Nascendo infatti come strumento per regolare il lavoro occasionale sono particolarmente adeguati e, come tali, sono impiegati in altri paesi europei, per piccoli lavoretti che non hanno una continuità e non si trovano nel contesto di una stabile organizzazione o peggio ancora in quello di una produzione o scambio di beni o servizi.Perché è proprio qui che, a un certo punto, scatta il potenziale o probabile abuso. Se, infatti, il sistema dei voucher non ha dei paletti, la tentazione di usarli come strumento sostitutivo di altre forme di lavoro occasionale è facile, rischiando, ad esempio, di permettere che il lavoratore a voucher sia sostanzialmente un lavoratore con contratto di somministrazione ma meno pagato.
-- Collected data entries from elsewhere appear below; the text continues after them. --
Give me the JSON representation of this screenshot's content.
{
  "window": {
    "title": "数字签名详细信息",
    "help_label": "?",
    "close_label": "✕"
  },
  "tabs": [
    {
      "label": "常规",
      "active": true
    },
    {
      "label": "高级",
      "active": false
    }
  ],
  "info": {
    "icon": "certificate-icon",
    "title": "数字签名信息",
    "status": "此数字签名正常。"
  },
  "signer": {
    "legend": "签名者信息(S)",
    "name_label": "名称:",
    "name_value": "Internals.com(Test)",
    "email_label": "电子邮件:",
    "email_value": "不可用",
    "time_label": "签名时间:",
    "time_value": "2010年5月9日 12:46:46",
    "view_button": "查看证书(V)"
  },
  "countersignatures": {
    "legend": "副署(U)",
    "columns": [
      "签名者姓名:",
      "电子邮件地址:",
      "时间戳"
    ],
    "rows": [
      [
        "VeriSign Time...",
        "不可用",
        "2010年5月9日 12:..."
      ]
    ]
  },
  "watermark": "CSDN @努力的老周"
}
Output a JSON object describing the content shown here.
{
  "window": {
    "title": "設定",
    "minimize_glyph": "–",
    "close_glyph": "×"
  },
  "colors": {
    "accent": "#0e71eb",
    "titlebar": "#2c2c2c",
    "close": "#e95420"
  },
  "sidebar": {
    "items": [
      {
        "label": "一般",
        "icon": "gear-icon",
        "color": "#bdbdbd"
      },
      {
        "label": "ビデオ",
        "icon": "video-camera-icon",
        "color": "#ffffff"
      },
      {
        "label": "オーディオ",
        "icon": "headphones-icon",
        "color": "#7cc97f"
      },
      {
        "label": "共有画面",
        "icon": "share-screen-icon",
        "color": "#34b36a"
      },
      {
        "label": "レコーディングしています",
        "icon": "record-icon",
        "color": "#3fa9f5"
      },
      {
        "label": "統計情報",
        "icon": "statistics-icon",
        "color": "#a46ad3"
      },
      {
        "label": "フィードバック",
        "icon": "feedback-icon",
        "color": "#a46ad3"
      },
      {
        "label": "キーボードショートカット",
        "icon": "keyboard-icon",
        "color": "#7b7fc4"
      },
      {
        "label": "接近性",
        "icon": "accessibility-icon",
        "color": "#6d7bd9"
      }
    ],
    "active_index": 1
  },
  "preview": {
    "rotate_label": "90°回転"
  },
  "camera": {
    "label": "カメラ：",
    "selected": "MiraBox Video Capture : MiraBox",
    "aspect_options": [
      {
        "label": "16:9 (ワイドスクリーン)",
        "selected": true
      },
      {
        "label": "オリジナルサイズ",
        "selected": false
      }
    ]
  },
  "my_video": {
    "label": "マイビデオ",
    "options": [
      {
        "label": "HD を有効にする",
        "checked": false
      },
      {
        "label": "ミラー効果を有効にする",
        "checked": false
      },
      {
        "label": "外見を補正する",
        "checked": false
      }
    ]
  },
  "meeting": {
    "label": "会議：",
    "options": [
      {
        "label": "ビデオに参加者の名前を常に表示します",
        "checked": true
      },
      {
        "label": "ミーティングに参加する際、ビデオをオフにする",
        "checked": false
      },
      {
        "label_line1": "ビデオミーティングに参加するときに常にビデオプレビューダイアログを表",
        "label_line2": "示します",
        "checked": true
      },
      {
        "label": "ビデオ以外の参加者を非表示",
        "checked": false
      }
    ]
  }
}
Una via di fuga rispetto a un contratto che già esiste.
Gli esempi nel merito potrebbero continuare, ma, per non farla lunga, potrebbe essere opportuno pensare di limitare i voucher ai settori dei servizi alla persona o alle organizzazioni senza scopo di lucro, il che significa escludere le imprese anche agricole. E. magari, perché no, pensare anche di applicarli a obiettivi precisi destinandoli, ad esempio, ai disoccupati e agli occupati a basso reddito facendone uno strumento di politica attiva del lavoro..
Come farlo? Da un lato si potrebbe pensare di attingere ad altre esperienze europee, vedasi ad esempio il contesto belga, francesce o tedesco, dall’altro sarebbe opportuno confrontarsi con chi li usa. Infatti, una volta abrogati gli articoli che permettevano l’uso dei buoni lavoro in Italia, per capire come meglio regolamentarli sarebbe opportuno parlare con chi ne fa uso e ha esperienza in merito per poi farne tesoro e sintesi. Soprattutto dopo aver agito d’urgenza con un decreto per evitare un referendum a rischio sconfitta, sarebbe il caso d’incontrare chi su quel tema aveva qualcosa da dire e cercare un confronto sia sociale sia politico sul’argomento. Soprattutto in presenza di una proposta in merito. Senza contare, volendo, le proposte di legge popolare da cui eventualmente attingere.
Intendiamoci, intervenire per colmare un vuoto di legge regalando una disciplina normativa a un settore che non ce l’ha è importante e obbligatorio. Se poi si riesce a farlo anche migliorando e magari, anche considerando che la legge Biagi che prevedeva l’introduzione dei voucher è del 2003, aggiornando lo strumento in sè.
Come ci si arriva? Il metodo non è secondario, anche visto il percorso che ci ha portato fin qui, non esattamente lineare. Si pongono, prima di tutto, due alternative, il confronto vs lo strappo, soprattutto con gli interessati, le parti sociali, con i sindacati, che, parlando di lavoro, sarebbero l’interlocutore naturale, ancor più quando uno di essi ha promosso un referendum sul tema. Ascolto e confronto sono due strumenti necessari a qualsiasi governo. Certo, reintrodurre regole in materia di buoni lavoro è una cosa logica e anzi normale ma non è l’unico aspetto rilevante in una situazione in cui il metodo vale almeno quanto il merito.
Ci si può chiedere infatti qual è la strada che si vuole seguire un interrogativo che vale per il governo sia per il PD, su quali temi si vuole investire e basare la propria proposta politica perché spetta a proprio soggetti come un partito e un governo cercare un confronto più ampio possibile. Si chiama rappresentare, si chiama fiducia. che non è tanto quella che si appone su un provvedimento in discussione in Parlamento ma quella di cittadini ed elettori. A partire da quel milione che ha sottoscritto il referendum sui voucher che non può essere meno rilevante degli 1,8 milioni che hanno votato alle primarie e che posto un tema su un tavolo che andrebbe sviluppato e ampliato per tutto il PD e non solo per la così detta “sinistradem” che pure da questi temi dovrebbe ripartire come fondamento della propria azione politica.